Lipid abnormalities in coronary heart disease: a population-based case-control study.Indian Heart J. 2001 May-Jun; 53(3):332-6.IH
We performed a case-control study to estimate lipid-cholesterol fractions in patients with coronary heart disease and compared them with population-based controls.
METHODS AND RESULTS
A total of 635 newly diagnosed patients with coronary heart disease (518 males and 117 females) and 632 subjects (346 males and 286 females) obtained from an ongoing urban coronary heart disease risk factor epidemiological study were evaluated. Age-specific lipid values (total cholesterol, low-density lipoprotein, high-density lipoprotein, triglycerides, and total:high-density lipoprotein cholesterol ratio) were compared using the t-test. Age-adjusted prevalence of dyslipidemia as defined by the US National Cholesterol Education Program was compared using the Chi-square test. In all the age groups, and in both males and females, levels of total and low-density lipoprotein cholesterol were not significantly different. In males, the high-density lipoprotein cholesterol (mg/dl) was significantly lower in patients with coronary heart disease as compared to controls in the age groups 30-39 years (35.1+/-11 v. 43.7+/-9), 40-49 years (39.0+/-10 v. 47.1+/-8), 50-59 years (38.9+/-11 v. 43.8+/-9) and 60-69 years (38.6+/-11, v. 42.8+/-7) (p<0.05). In females, high-density lipoprotein cholesterol was less in the age groups 30-39 years (30.2+/-9 v. 40.7+/-9), 50-59 years (39.7+/-12 v. 44.7+/-8) and 60-69 years (35.6+/-11 v. 42.2+/-9). The level of triglycerides was significantly higher in male patients in the age groups 40-49 years (195.3+/-96 v. 152.8+/-78), 50-59 years (176.7+/-76 v. 162.9+/-97), 60-69 years (175.5+/-93 v. 148.1+/-65) and >70 years (159.8+/-62 v. 100.0+/-22); and in female patients in the age group 30-39 years (170.8+/-20 v. 149.9+/-9) (p<0.05). The total:high-density lipoprotein cholesterol ratio was significantly higher in all age groups in male as well as female patients with coronary heart disease (p<0.05).
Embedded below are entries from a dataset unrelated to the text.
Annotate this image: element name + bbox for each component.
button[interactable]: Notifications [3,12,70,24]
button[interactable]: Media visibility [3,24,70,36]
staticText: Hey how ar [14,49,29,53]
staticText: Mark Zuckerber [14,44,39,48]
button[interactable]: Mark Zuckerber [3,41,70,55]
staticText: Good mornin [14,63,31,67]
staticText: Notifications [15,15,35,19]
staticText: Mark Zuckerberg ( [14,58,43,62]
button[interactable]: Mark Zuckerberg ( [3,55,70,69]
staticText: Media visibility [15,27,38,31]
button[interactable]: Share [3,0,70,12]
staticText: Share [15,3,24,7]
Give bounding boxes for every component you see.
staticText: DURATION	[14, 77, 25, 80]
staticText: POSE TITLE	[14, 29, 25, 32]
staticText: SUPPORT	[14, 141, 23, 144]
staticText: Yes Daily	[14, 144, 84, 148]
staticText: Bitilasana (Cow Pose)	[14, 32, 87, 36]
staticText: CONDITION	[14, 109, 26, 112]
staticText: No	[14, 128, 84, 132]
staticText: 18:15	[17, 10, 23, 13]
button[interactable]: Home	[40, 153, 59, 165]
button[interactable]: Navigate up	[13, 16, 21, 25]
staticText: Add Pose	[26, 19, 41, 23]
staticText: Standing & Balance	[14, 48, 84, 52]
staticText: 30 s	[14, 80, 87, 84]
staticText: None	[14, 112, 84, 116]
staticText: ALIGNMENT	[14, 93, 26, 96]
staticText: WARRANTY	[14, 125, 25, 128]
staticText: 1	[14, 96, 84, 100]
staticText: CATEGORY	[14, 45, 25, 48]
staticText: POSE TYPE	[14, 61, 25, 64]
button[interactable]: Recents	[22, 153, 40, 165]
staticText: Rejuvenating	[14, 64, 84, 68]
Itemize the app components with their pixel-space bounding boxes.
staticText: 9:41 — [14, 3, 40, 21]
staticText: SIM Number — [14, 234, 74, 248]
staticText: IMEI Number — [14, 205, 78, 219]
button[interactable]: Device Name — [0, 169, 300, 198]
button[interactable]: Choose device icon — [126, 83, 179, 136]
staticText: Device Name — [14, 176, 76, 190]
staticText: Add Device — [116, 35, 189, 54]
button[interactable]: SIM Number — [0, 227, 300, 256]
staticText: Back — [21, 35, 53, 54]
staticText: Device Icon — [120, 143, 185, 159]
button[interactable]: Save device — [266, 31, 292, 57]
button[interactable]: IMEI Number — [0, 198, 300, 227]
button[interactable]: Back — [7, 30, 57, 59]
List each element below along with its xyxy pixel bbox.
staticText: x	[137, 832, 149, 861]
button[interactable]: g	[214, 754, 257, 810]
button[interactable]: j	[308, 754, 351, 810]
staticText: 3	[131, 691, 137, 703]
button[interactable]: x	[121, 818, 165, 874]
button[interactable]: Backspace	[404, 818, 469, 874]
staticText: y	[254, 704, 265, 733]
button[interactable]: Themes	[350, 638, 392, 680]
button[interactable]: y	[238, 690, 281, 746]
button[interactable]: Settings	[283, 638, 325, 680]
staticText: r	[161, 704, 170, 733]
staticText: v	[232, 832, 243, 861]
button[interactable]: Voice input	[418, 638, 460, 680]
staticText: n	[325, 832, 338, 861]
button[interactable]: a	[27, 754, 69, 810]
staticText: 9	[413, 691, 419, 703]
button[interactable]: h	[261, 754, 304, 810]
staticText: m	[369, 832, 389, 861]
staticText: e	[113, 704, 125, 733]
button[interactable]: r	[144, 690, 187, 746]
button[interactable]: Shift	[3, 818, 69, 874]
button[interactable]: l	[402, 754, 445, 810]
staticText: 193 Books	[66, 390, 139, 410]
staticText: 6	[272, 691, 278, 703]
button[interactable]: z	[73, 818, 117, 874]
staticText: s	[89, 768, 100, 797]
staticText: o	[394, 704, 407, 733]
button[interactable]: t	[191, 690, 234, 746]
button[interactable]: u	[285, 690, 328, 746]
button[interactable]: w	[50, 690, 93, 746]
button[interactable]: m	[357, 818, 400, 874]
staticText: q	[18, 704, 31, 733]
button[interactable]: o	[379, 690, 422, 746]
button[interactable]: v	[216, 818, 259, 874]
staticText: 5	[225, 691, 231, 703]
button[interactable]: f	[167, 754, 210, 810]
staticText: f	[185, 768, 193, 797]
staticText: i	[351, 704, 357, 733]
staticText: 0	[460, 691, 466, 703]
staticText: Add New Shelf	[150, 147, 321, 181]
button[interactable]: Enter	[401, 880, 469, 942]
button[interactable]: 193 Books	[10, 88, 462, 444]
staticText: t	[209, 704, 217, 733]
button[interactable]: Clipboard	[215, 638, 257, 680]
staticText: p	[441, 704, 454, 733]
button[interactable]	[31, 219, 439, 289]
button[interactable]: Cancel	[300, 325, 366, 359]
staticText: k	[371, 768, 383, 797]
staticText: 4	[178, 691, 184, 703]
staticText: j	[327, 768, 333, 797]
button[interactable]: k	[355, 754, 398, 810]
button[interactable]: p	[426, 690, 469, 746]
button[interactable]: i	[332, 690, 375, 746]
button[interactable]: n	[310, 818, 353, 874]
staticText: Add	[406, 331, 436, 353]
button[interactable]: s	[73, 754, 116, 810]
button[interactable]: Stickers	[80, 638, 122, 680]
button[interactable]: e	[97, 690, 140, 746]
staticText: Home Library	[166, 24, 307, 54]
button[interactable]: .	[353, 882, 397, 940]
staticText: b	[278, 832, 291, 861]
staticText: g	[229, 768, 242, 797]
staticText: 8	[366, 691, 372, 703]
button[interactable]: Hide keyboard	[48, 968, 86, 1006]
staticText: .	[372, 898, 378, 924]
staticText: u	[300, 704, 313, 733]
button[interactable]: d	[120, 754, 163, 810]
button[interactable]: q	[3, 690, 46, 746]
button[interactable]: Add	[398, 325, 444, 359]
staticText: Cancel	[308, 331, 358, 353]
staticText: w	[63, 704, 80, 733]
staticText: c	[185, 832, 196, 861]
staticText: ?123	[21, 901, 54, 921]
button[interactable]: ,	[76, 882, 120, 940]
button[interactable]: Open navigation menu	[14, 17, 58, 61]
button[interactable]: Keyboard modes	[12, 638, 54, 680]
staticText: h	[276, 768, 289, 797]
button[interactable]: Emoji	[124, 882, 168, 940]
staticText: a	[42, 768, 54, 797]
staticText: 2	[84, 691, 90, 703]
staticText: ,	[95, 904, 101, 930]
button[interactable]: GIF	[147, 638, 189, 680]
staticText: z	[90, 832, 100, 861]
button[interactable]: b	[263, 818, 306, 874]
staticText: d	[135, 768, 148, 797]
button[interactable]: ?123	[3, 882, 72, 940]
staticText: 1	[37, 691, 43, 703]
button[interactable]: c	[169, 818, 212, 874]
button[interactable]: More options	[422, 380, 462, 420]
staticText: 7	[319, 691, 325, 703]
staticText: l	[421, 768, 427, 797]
An age-adjusted case-control comparison showed that the prevalence of hypertension, diabetes, high total cholesterol (> or =200 mg/dl) (males 48.8% v. 20.2%; females 59.8% v. 33.4%) and high low-density lipoprotein cholesterol (> or =130 mg/dl) (males 42.1% v. 15.0%; females 52.1% v. 31.0%) was significantly more in cases than in controls. The prevalence of low high-density lipoprotein cholesterol (<35 mg/dl) (males 39.6% v. 6.2%; females 39.3% iv 9.5%), high total:high-density lipoprotein ratio (> or = 5.0) and high triglycerides (> or =200 mg/ dl: males 39.6%, v. 10.2%; females 17.1% v. 11.9%) was also significantly higher in cases (p<0.05).